Female purity, a favorite concept of Americans in the nineteenth century, is the steadying force for Goodman Brown as he wonders whether to renounce his religion and join the devil. When he takes leave of Faith at the beginning of the story, he swears that after this one night of evildoing, he will hold onto her skirts and ascend to heaven. This idea, that a man’s wife or mother will redeem him and do the work of true religious belief for the whole family, was popular during Hawthorne’s time. Goodman Brown clings to the idea of Faith’s purity throughout his trials in the forest, swearing that as long as Faith remains holy, he can find it in himself to resist the devil. When Goodman Brown finds that Faith is present at the ceremony, it changes all his ideas about what is good or bad in the world, taking away his strength and ability to resist. Female purity was such a powerful idea in Puritan New England that men relied on women’s faith to shore up their own.
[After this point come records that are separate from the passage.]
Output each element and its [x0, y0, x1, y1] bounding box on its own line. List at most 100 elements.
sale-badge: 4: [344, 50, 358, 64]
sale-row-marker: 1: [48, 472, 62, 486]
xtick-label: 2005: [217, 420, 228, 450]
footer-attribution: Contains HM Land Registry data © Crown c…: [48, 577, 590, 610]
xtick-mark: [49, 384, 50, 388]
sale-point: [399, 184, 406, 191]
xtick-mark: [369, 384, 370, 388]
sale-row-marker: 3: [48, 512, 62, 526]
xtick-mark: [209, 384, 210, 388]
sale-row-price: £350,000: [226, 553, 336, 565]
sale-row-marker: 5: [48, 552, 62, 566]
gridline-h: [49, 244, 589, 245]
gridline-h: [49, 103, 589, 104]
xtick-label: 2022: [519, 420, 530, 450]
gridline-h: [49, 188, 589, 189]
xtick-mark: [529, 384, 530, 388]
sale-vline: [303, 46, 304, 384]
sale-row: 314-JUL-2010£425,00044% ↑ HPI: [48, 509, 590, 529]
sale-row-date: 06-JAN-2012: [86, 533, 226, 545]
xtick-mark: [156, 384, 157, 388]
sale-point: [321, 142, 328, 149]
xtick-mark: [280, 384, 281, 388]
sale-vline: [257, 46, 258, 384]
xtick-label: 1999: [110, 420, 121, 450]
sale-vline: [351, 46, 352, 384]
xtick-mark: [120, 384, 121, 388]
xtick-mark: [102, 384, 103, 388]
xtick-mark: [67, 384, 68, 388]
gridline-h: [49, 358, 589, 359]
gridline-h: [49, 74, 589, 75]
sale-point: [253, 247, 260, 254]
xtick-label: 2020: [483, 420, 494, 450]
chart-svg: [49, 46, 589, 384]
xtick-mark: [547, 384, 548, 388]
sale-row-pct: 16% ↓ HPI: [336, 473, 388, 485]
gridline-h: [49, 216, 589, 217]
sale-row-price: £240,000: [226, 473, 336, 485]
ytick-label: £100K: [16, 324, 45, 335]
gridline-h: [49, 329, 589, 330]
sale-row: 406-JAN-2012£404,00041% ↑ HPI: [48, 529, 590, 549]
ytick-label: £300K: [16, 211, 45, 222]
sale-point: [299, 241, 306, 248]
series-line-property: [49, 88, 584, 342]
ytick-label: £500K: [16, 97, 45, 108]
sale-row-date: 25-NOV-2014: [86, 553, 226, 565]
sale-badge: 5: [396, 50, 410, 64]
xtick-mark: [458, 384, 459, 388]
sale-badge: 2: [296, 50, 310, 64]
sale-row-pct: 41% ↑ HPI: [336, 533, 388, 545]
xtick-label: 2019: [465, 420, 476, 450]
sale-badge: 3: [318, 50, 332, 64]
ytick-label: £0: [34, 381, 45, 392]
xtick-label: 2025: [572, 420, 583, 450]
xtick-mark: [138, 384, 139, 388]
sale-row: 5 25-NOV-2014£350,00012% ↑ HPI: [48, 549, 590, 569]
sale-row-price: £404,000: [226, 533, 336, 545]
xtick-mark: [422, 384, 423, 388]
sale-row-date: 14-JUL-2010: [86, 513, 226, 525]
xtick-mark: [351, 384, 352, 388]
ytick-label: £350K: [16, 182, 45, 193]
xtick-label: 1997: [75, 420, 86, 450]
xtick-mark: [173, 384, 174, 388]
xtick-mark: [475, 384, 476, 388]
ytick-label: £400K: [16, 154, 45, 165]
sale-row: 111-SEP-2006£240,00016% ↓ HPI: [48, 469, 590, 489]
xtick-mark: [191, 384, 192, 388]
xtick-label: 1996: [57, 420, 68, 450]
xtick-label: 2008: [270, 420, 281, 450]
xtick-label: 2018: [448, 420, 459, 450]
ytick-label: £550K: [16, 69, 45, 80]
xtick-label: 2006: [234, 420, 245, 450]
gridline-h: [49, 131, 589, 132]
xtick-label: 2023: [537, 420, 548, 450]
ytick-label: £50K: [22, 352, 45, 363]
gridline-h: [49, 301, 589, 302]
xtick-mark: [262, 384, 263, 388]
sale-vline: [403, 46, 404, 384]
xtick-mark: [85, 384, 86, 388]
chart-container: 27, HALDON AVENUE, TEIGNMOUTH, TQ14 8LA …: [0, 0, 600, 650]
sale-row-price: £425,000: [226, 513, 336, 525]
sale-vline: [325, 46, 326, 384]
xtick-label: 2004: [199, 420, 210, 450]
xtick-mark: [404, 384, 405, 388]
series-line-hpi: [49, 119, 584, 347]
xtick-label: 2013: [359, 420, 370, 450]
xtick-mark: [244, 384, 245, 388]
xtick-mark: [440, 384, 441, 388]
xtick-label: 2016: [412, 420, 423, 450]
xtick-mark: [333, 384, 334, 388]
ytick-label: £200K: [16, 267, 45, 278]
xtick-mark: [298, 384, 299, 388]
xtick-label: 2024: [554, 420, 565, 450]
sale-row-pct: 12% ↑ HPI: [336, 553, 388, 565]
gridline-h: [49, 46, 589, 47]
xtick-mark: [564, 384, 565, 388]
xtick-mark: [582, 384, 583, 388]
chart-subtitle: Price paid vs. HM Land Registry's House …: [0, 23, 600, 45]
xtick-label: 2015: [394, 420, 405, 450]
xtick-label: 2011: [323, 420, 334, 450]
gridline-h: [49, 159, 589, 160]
When even Faith’s purity dissolves, Goodman Brown loses any chance to resist the devil and redeem his faith.
The devil’s staff, which is encircled by a carved serpent, draws from the biblical symbol of the serpent as an evil demon. In the Book of Genesis, the serpent tempts Eve to taste the fruit from the forbidden tree, defying God’s will and bringing his wrath upon humanity. When the devil tells Goodman Brown to use the staff to travel faster, Goodman Brown takes him up on the offer and, like Eve, is ultimately condemned for his weakness by losing his innocence. Besides representing Eve’s temptation, the serpent represents her curiosity, which leads her into that temptation. Goodman Brown’s decision to come into the forest is motivated by curiosity, as was Eve’s decision to eat the forbidden fruit. The staff makes clear that the old man is more demon than human and that Goodman Brown, when he takes the staff for himself, is on the path toward evil as well.
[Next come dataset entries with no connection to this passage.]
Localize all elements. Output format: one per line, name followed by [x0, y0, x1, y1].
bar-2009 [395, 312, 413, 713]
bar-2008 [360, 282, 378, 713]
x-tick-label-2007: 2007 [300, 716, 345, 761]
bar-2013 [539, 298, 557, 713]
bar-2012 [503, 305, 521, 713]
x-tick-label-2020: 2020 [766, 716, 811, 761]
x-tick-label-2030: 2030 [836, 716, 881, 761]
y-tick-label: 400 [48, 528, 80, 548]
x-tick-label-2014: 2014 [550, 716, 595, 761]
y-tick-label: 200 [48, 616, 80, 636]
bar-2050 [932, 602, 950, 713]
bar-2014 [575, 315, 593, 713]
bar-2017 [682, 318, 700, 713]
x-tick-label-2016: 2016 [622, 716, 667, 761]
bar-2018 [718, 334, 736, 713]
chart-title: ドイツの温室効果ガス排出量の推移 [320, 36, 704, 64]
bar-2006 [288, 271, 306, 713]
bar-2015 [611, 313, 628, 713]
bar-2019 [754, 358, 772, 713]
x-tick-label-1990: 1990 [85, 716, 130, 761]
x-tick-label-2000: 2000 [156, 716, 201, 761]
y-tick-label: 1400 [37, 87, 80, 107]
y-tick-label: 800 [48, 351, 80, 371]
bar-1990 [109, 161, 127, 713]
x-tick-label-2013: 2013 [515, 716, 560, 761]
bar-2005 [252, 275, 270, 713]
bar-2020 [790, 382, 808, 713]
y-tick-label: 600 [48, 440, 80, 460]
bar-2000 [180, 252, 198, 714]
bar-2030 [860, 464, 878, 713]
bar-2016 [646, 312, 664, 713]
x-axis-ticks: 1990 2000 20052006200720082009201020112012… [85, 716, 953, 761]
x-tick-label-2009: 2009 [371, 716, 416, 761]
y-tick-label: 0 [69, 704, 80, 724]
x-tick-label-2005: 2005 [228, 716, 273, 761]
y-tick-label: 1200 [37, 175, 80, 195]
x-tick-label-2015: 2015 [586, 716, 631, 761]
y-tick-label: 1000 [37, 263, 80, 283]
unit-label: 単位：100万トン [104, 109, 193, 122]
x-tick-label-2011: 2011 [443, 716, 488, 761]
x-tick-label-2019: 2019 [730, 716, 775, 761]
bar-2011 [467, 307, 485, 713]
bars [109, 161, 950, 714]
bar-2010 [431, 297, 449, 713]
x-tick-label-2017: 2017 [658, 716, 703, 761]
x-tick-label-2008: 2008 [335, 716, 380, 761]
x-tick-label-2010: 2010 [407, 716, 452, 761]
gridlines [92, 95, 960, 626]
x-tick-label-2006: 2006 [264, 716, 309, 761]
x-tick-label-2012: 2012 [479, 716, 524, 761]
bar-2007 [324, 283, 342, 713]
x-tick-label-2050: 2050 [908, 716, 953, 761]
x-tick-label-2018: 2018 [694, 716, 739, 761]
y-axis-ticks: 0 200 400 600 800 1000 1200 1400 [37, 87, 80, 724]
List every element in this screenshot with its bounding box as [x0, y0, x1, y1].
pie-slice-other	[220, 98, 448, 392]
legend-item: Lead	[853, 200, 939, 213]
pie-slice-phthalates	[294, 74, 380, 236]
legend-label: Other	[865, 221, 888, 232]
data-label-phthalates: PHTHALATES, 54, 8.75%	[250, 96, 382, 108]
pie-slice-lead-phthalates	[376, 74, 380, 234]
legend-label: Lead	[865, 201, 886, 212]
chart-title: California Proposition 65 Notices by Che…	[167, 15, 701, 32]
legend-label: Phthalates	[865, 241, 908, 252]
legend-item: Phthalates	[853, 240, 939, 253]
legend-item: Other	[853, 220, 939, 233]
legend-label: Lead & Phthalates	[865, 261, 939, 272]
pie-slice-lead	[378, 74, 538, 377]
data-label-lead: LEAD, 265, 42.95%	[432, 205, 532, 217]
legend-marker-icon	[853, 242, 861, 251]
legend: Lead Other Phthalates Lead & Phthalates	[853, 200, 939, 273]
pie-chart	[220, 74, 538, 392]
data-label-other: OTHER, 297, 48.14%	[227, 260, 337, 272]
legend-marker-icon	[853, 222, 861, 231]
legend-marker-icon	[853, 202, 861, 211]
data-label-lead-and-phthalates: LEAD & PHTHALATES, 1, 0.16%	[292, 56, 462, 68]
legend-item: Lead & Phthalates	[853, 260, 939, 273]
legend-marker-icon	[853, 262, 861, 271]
The pink ribbons that Faith puts in her cap represent her purity. The color pink is associated with innocence and gaiety, and ribbons themselves are a modest, innocent decoration. Hawthorne mentions Faith’s pink ribbons several times at the beginning of the story, imbuing her character with youthfulness and happiness. He reintroduces the ribbons when Goodman Brown is in the forest, struggling with his doubts about the goodness of the people he knows. When the pink ribbon flutters down from the sky, Goodman Brown perceives it as a sign that Faith has definitely fallen into the realm of the devil—she has shed this sign of her purity and innocence. At the end of the story, when Faith greets Goodman Brown as he returns from the forest, she is wearing her pink ribbons again, suggesting her return to the figure of innocence she presented at the beginning of the story and casting doubts on the veracity of Goodman Brown’s experiences.